Dans Fort Alamo, Fabrice Caro se met dans la peau d’un homme qui a le pouvoir malgré lui d’éliminer ses semblables. Un roman ponctué d’humour, mais duquel ressort une forme de poésie et de mélancolie évidente.
Parfois, dans la vie, il vous arrive des trucs complètement dingues. Prenez l’exemple de Cyril, le personnage principal du nouveau roman de Fabrice Caro : alors qu’il est tranquillement en train de faire la queue à la caisse de son supermarché, il se fait doubler, ni vu ni connu, par un monsieur sans gêne. Maudissant cet homme, alors que lui doit aller rechercher sa fille à l’école, voilà que le malotru s’effondre soudain dans le magasin, victime d’un AVC. Quelques jours plus tard, d’autres incidents similaires vont se dérouler avec, à chaque fois, une situation dans laquelle notre ami Cyril se retrouve très agacé par une personne ou un animal qui finira par trépasser.
Cyril se pose alors beaucoup de questions sur ce nouveau pouvoir qui l’embarrasse, à tel point qu’il est persuadé qu’il va provoquer la mort de sa belle-sœur : « Plus j’y pensais, plus cette certitude s’ancrait en moi : je ne devais pas partager le repas de Noël avec Corinne. C’était un meurtre annoncé. Je me repassais les éditions précédentes et chaque étape de nos Noëls rituels comportait un motif d’irritation, d’exaspération, de colère. »

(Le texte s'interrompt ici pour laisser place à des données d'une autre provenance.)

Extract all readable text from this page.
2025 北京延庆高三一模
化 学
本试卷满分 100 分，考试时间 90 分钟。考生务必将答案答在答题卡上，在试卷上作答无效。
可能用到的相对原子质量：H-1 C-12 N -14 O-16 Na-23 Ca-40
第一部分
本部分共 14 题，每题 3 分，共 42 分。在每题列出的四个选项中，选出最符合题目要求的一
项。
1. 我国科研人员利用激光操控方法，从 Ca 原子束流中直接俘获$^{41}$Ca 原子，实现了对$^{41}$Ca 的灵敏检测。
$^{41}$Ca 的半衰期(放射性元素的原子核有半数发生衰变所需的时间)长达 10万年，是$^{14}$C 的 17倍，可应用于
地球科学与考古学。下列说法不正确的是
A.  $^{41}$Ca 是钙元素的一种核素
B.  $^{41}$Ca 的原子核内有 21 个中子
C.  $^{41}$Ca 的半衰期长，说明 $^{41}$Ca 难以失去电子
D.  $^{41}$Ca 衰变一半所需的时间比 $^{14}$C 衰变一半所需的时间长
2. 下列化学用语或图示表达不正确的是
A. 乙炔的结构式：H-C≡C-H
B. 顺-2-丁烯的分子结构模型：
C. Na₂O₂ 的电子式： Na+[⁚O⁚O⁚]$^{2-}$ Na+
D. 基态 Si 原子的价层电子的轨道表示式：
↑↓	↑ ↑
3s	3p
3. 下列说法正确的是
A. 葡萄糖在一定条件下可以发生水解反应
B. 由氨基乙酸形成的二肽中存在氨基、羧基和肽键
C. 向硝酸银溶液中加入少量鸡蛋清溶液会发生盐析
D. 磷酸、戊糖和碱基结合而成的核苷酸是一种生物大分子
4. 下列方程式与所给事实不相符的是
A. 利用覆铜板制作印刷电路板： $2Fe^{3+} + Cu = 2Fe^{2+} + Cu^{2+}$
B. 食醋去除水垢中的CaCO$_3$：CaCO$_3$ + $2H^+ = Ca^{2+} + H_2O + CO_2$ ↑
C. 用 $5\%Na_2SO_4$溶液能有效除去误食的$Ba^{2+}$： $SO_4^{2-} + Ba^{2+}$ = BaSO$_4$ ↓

Mais comme le dit Peter Parker, dans Spiderman : « un grand pouvoir implique de grandes responsabilités », et il va donc falloir pour notre homme apprendre à maîtriser ses émotions pour ne pas provoquer de nouveaux désastres.
Après Journal d’un scénario (2023), farce burlesque sur les affres d’un scénariste de cinéma, Fabrice Caro se met dans la peau d’un professeur d’histoire, plus vrai que nature. Il faut dire que l’auteur a durant un temps exercé le métier de professeur avant d’entamer une carrière artistique et qu’il en gardé quelques souvenirs. On retrouve dans ce roman aux accents fantastiques l’humour, l’ironie et le sens de l’absurde très aiguisé de l’auteur avec cette histoire de super-héros tueur qui va devoir lutter contre ses démons intérieurs.
Comme souvent, l’auteur nous livre une galerie de portraits truculents, dessinant, avec son sens très aiguisé du détail, des hommes et des femmes comme on en a tous fréquentés et avec lesquels il faut composer qu’on le veuille ou non. Entre les traits d’humour, il se dégage une forme de poésie et de mélancolie évidente, notamment, quand le narrateur évoque la disparition de sa mère, et le travail de deuil qu’il doit faire en allant vider la maison familiale en compagnie de son frère. Un acte auquel il a du mal de se soustraire
Fort Alamo est roman aux allures de métaphore, peut-être pour dire que même si l’on ne maîtrise pas tout dans la vie, même s’il y a parfois des choses auxquelles il faut se soustraire, avec un peu de recul et de maîtrise, il est possible de continuer à aller de l’avant, en laissant de côté le mauvais et en gardant le meilleur.